Moda Islamica Italiana, a settembre la prima “Boutique” Halal di alto livello creata da un’italiana musulmana

03/08/2019 di Redazione

Non sarà un semplice negozio di abbigliamento islamico, ma una vera e propria Boutique Halal di altissimo livello, che non ha pari in Italia, infatti gli standard qualitativi, non verranno applicati solo ai servizi e prodotti offerti, ma anche all’arredamento interno. I locali saranno arredati in stile Shabby Chic, offrendo al visitatore un’esperienza sensoriale, tramite la filodiffusione (con relativo pagamento alla Siae) dei Nasheed, mentre profumi e colori decoreranno l’ambiente, insomma un negozio di classe per una clientela selezionata. La titolare è un’imprenditrice musulmana Fatima Asmaa Paciotti, proprietaria di Fatima Shop, una delle prime attività online ed una delle maggiori boutiques di abbigliamento e accessori per musulmani che si trovano in rete. L’apertura della prima Boutique Italiana di Abbigliamento Islamico “Fatima Shop Boutique”, è prevista per il 1 settembre a Cantù (Co) in Via G.Matteotti n.29, che risulta essere una delle vie più prestigiose della Città, riservando addirittura: “Un omaggio per tutti e tutte coloro che in quel giorno faranno visita alla boutique“.

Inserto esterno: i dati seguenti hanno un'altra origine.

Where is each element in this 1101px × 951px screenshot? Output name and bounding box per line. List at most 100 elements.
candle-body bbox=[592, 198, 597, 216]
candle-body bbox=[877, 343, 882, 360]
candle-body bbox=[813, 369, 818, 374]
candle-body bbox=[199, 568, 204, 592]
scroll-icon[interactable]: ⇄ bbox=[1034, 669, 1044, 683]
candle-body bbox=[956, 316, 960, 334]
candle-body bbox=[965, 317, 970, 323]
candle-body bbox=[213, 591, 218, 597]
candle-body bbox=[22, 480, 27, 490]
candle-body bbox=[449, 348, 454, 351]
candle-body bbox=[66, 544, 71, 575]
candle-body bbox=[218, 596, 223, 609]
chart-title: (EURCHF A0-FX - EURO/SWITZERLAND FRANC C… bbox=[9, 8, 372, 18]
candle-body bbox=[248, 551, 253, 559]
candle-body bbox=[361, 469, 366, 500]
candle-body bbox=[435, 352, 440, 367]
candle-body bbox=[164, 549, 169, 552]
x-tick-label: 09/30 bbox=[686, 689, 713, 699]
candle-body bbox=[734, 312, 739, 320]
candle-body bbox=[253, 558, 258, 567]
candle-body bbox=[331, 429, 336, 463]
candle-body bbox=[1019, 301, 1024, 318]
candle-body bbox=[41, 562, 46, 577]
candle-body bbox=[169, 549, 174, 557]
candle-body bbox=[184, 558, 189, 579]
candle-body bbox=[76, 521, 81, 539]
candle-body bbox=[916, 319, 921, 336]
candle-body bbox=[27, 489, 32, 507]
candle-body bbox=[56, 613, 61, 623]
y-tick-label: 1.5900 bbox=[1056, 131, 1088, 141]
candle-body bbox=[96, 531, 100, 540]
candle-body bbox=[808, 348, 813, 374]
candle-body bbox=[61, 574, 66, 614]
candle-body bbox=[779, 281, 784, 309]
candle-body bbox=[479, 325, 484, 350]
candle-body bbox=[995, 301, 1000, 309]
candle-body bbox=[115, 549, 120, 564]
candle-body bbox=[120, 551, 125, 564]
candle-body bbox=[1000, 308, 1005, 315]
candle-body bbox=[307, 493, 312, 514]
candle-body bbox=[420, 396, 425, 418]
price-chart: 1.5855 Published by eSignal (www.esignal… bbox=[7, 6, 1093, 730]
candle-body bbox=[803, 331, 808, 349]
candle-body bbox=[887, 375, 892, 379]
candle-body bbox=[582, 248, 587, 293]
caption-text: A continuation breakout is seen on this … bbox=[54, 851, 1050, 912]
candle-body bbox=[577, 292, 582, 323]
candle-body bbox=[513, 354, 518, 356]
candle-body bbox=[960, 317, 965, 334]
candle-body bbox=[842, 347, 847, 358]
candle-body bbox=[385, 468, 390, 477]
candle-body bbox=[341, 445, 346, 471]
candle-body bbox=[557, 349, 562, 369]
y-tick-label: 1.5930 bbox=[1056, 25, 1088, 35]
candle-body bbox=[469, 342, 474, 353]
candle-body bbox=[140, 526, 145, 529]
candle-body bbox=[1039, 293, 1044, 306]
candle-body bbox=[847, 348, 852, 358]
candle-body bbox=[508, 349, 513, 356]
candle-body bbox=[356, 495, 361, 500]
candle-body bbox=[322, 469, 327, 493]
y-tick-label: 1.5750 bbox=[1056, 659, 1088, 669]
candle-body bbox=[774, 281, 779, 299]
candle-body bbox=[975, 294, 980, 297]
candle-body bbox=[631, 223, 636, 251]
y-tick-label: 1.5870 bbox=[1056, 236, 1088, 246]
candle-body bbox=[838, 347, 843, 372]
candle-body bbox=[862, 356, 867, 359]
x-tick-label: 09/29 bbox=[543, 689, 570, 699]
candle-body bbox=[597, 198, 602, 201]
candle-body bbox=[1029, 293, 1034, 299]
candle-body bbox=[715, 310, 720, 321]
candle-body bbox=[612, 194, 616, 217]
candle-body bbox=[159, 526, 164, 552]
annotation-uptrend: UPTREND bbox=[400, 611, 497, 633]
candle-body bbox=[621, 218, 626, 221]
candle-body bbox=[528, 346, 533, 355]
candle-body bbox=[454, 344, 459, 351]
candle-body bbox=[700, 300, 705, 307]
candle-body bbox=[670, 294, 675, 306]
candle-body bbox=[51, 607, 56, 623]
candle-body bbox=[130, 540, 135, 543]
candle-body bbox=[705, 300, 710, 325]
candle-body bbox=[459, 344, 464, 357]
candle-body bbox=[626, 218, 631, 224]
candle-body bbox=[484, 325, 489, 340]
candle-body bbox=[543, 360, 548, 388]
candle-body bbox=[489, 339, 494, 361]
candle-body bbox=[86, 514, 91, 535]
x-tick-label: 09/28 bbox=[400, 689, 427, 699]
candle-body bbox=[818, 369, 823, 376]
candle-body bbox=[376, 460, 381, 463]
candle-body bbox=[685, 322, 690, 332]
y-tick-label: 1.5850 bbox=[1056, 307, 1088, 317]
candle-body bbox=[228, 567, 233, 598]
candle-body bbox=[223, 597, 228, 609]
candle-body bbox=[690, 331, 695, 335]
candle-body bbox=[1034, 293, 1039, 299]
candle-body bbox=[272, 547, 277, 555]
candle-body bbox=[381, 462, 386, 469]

L’ambiente di Fatima Shop Boutique, sarà talmente raffinato che la direzione ci fa un appunto:

Una raccomandazione ci sentiamo di farla: per la conformazione dei locali , l’arredamento elegante e delicato come la bellezza e la particolarità che lo contraddistingue, le vetrine ampie che non hanno una chiusura che ne impedisca l’accesso dall’interno, l’ambiente non è adatto ai giochi dei bambini.
Per questo, chiediamo ai genitori che dovessero portare con sé i propri figli , di tenerli per mano durante tutto il tempo di permanenza all’interno dei locali della boutique. Una volta entrati, vi renderete conto della motivazione della nostra raccomandazione.
Vi aspettiamo numerosi in sha Allah ..Pregate per noi, abbiamo tanto tanto bisogno del sostegno di tutte le vostre preghiere!
Assalamu alaykum wa rahmatullahi wa barakatuhu!”.

L’avviamento di questa attività, è la realizzazione di un sogno per colei che inizio a vendere i suoi abiti usati “non islamici” su una pagina creata ad hoc, ed a fornire abiti adeguati a coloro che avevano cambiato modo di vestire. Fatima Asmaa inizio a cercare per sé e per qualche sorella, abiti all’estero (poiché all’epoca era estremamente difficile procurarne di buona qualità), tramite siti sicuri e di buon livello, in modo da poter condividere le spese di spedizione. Molte donne conoscendo l’affidabilità di Fatima Asmaa, chiesero di poter far arrivare abiti anche per loro, trasformando di fatto la pagina in punto di riferimento per le donne che avevano bisogno di abbigliamento che non riuscivano a reperire in Italia, e allo stesso tempo disfarsi dei loro capi di abbigliamento non graditi o diventati troppo piccoli, facendo così guadagnare qualcosina a queste sorelle. Con il passare del tempo, le richieste aumentarono notevolmente e si iniziò a mettere a disposizione anche qualche modello fra cui scegliere fra quelli che risultavano più graditi al mondo femminile musulmano, tanto da indurre la proprietaria, a trasformare la pagina da “Hobby” a “lavoretto on line”, rispettando pienamente le leggi italiane, infatti Fatima Asmaa registrò la sua azienda ottenendo una Partita Iva e una posizione nel Registro delle Imprese, diventando la bellissima realtà che tutti conosciamo.